If $3^2$ divides $2^n-1$, then $n$ must be divisible by $6$

Question

I was riffling through some old posts (see the link at the bottom of this post) in which it was given as a fact that if $3^2$ divides $2^n-1$, then $n$ is divisible by $6$.

It was given in the post as a quick fact, so I wonder if there is an easy argument for this, or if my group theory argument below is probably the best way to go. The result isn't obvious to me anyway, but I might be rusty.

My own thoughts so far: Since $\varphi(3^2)=|\{1,2,4,5,7,8\}|=6$ (the Euler totient function), it follows from Euler-Fermat that

$$2^6\equiv 1\pmod{3^2}.$$

The order of (the residue class of) $2$ must divide the order of the multiplicative group $\left(\mathbb{Z}/(3^2\mathbb{Z})\right)^{\times}$, which is $6$ by the above, so at least we know that if $2^n\equiv 1\pmod{3^2}$, then $n\in\{1,2,3,6,12,18,\ldots\}$, and I have checked by hand that $n\not\in\{1,2,3\}$.

This proves it, but I'm unsure if I'm missing something. Surely there must be groups $\left(\mathbb{Z}/n\mathbb{Z}\right)^{\times}$ in which $2$ has an order strictly smaller than $\varphi(n)$.

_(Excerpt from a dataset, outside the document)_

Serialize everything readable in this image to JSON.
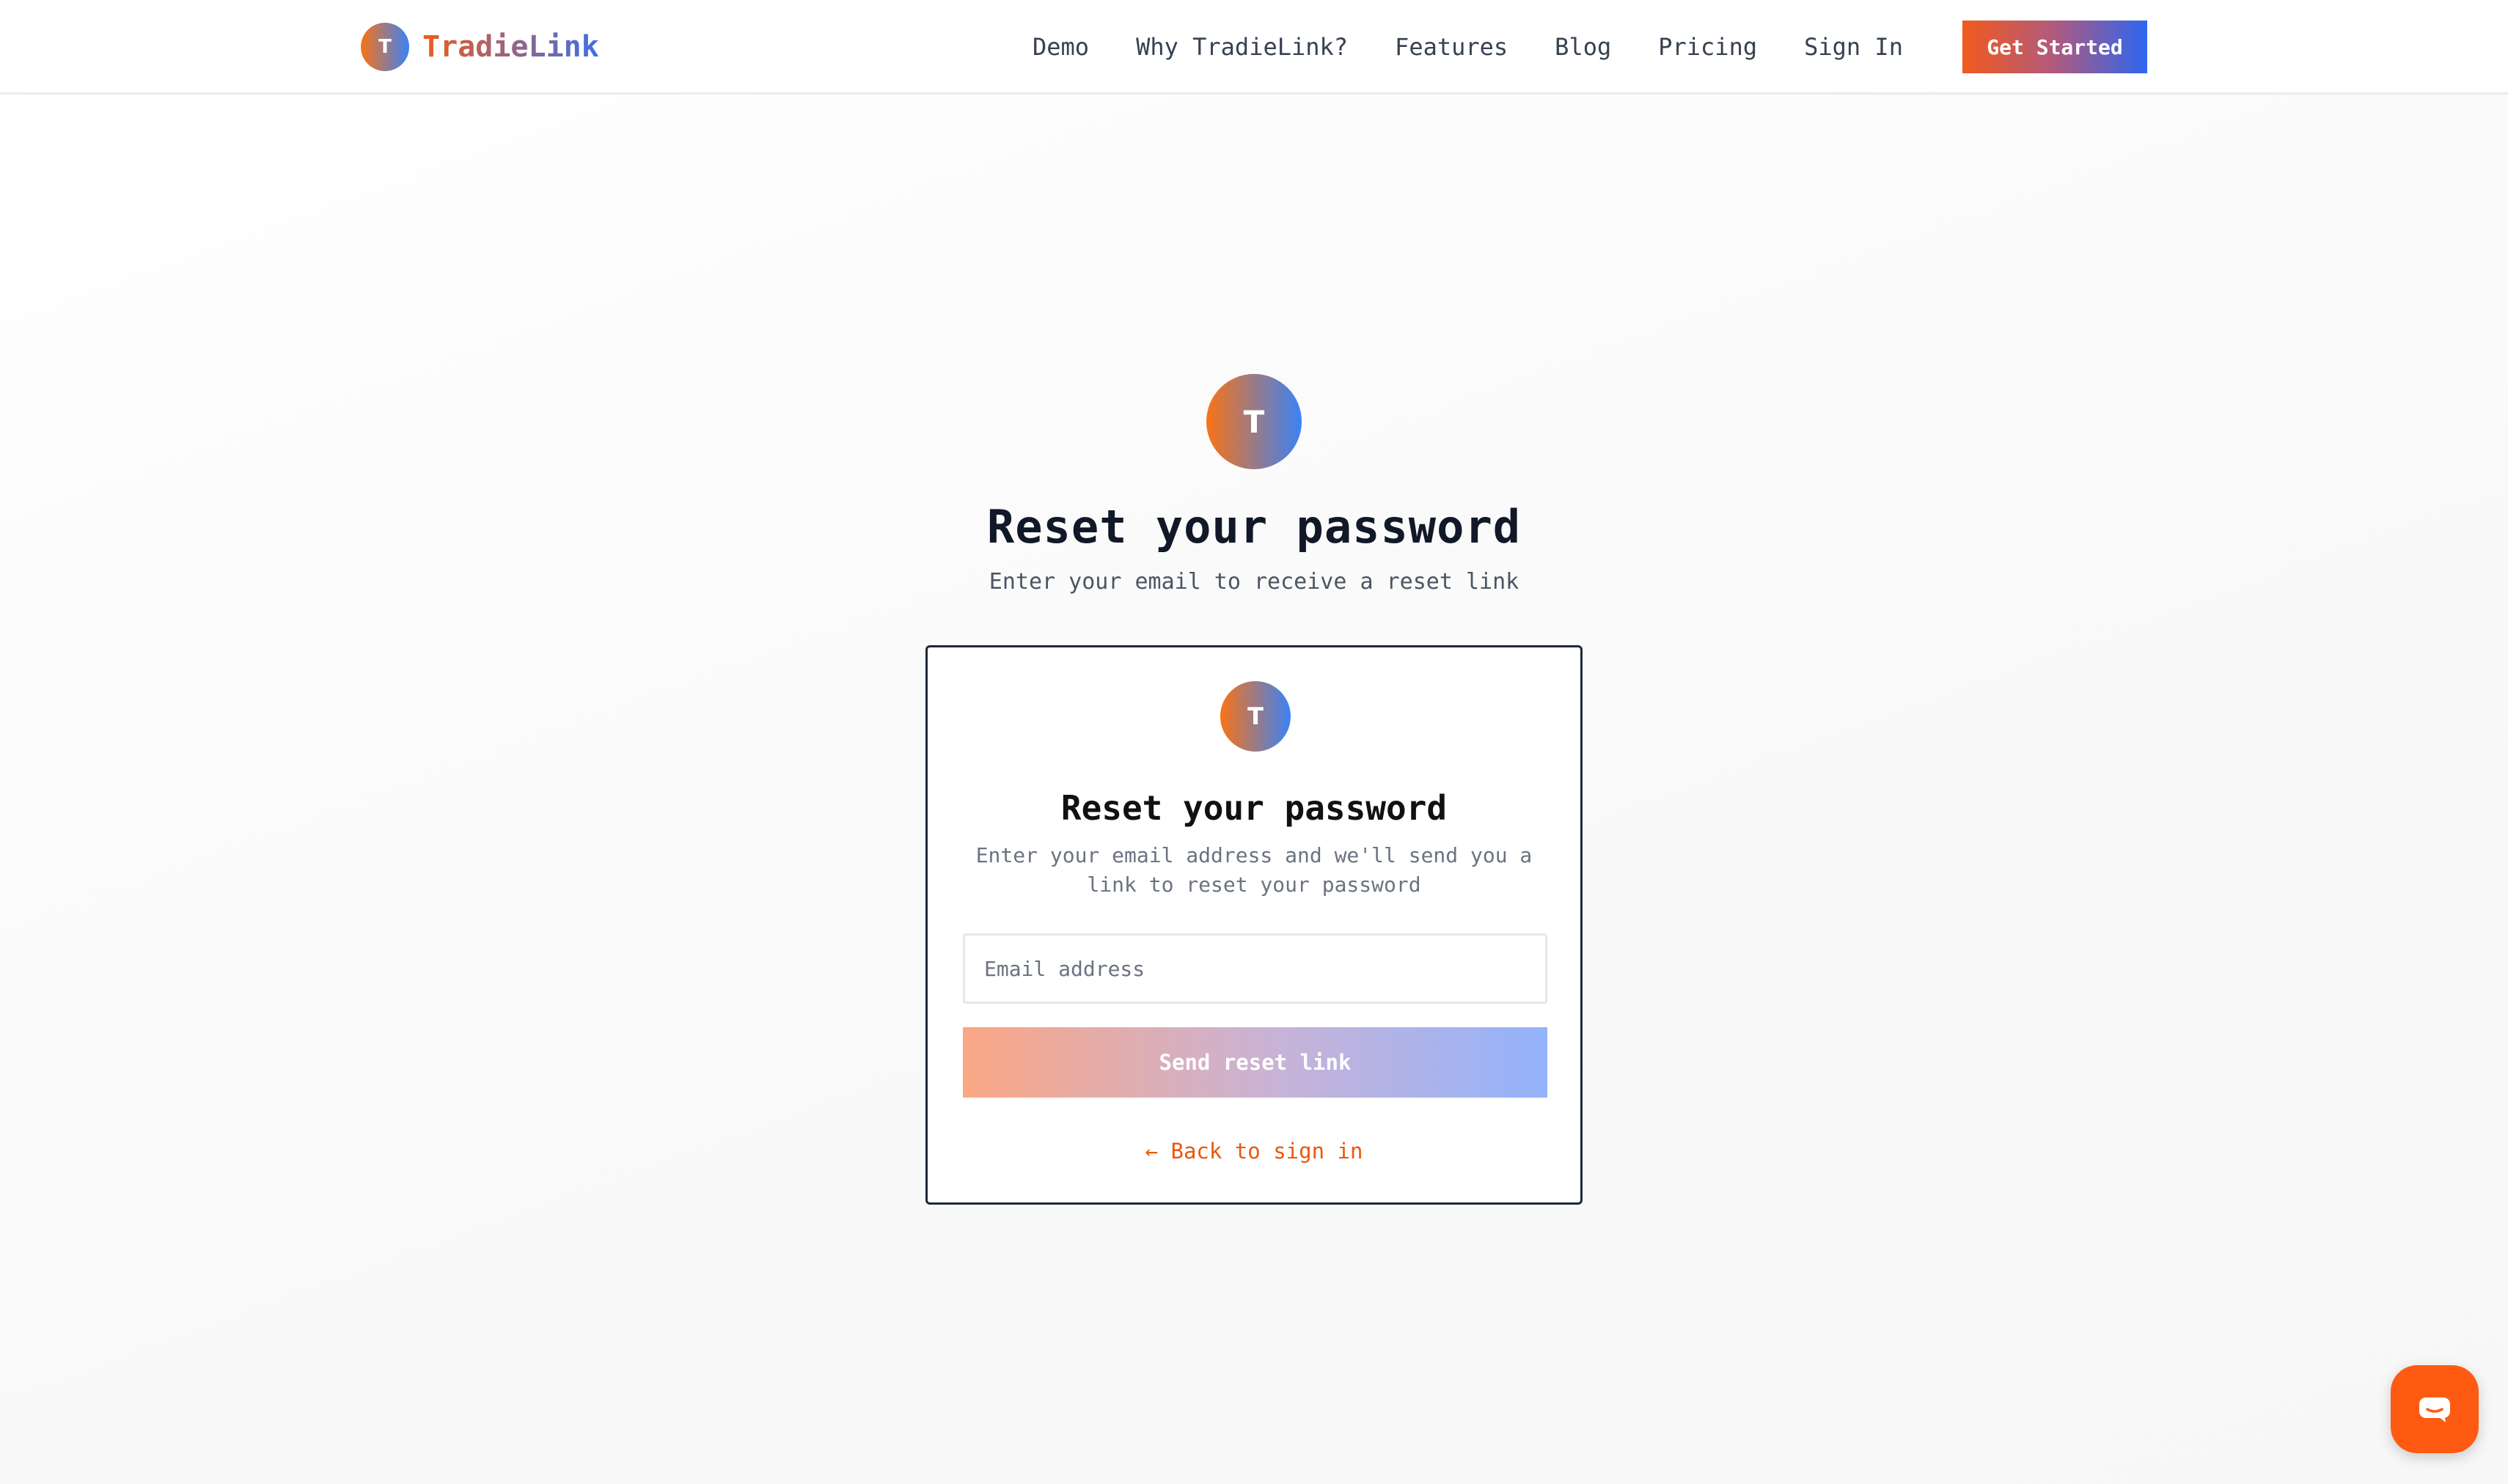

This is the post I was looking at, and the answer I was reading is Gottfried Helms' - the one that starts with "A modular view".

Answer 1

This can be readily explained without orders or multiplicative groups, just modular arithmetic. There is a much more obvious reason for this. First of all, knowing nothing else, there are only nine possibilities for $2^n \pmod 9$. As it turns out, three values are impossible:

• $3$ because that would mean $2^n$ is a multiple of $3$
• $6$ and $0$ for the same reason

Only six possibilities remain, and if they all occur, they must occur in a regularly repeating pattern.

The powers of $2$ modulo $9$ are $$2, 4, 8, 7, 5, 1, 2, 4, 8, 7, 5, 1, 2, 4, 8, \ldots$$ When you subtract $1$ from each of these, you get a pattern that also repeats: $$1, 3, 7, 6, 4, 0, 1, 3, 7, 6, 4, 0, 1, 3, 7, \ldots$$

Answer 2

Firstly, $2^{n+6}-1=64\cdot 2^n-1=63\cdot2^n +2^n-1$, and $9|2^0-1$ and no other $1\le n\le5$.

Secondly, $2^k \mod 9$ only takes values $k$ where $(k,9)=1$, and so is period $\phi(9)=6$.

Answer 3

Another way:

1) $3 \mid 2^s -1$ iff $s$ is even. (This is the fact we will use).

2) $2^{2m}-1=(2^2-1)(1+2^2+2^4+\cdots+2^{2m-2})$.

3) $1+2^2+2^4+\cdots+2^{2m-2} \equiv 1+1+1+\cdots+1 \equiv m \mod 3$.

Hence $2^k-1 \equiv 0 \mod 9$ iff $k \equiv 0 \mod 6$.

Answer 4

Hint : You can reduce $n$ modulo $\phi(9)=6$, if you want to calculate $2^n$ modulo $9$.